Local public health professionals throughout Colorado, with support from various organizations and government entities, use the CFPS review process to drive action, leverage partnerships, and implement meaningful prevention initiatives. The CFPS review process is a collaborative way to review child deaths and develop recommendations to prevent future deaths in Colorado.3 Child fatality prevention leaders work toward the collective goal of promoting child safety at home, school, on the roads, and everywhere in between.

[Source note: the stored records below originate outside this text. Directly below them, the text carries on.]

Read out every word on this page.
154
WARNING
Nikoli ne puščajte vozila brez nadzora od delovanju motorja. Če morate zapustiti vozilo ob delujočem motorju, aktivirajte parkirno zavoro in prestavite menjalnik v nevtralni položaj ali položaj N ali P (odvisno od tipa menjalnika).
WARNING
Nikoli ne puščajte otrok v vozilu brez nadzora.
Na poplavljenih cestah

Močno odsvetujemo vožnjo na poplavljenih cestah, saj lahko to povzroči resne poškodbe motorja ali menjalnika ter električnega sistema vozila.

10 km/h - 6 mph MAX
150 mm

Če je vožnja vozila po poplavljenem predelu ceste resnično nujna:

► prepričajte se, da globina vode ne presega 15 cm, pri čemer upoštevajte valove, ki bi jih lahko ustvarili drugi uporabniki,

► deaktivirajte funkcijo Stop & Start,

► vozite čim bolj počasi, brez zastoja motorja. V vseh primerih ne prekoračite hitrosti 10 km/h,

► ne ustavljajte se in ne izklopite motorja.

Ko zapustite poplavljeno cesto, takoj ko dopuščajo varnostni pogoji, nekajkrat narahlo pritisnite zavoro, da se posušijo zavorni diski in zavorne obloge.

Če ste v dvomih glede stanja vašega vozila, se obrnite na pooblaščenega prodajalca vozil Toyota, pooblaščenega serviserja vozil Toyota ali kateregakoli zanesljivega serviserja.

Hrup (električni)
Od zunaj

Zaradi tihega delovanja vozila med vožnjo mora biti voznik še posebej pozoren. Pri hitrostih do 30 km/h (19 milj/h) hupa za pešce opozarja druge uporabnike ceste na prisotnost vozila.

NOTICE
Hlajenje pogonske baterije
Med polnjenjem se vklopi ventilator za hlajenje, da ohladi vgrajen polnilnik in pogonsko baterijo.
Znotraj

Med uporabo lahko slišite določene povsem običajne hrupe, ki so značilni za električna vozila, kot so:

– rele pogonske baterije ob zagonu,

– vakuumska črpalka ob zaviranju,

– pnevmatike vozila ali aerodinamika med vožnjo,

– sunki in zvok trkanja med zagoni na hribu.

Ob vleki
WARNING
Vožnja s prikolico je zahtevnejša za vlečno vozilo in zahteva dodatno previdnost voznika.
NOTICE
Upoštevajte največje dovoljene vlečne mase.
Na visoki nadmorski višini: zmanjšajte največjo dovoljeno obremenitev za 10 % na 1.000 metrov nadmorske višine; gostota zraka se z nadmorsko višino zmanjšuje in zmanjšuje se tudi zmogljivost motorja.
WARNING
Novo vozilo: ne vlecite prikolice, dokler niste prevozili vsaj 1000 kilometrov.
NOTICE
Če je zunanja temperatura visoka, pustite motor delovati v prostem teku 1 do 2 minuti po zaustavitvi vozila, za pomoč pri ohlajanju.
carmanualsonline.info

This brief highlights the impact of the CFPS review process in preventing child fatalities across Colorado’s urban and rural communities. It features success stories from communities that have used CFPS programming to save children’s lives. By interviewing local CFPS leaders throughout Colorado, the Colorado Health Institute identified ways that local teams, such as those working directly in health departments, use the CFPS review process to lead prevention strategies, five of which are highlighted in this brief. These include using CFPS data to drive local action, supporting changes to the built environment, creating targeted campaigns and distributing resources, conducting community engagement, and leveraging partnership and capacity building opportunities.
The highlighted strategies within this brief also note barriers and challenges to implementing meaningful prevention programming, such as funding and capacity constraints, highlighting additional key opportunities where specialized partners, funders, and local CFPS teams can work more collaboratively to advance future prevention efforts.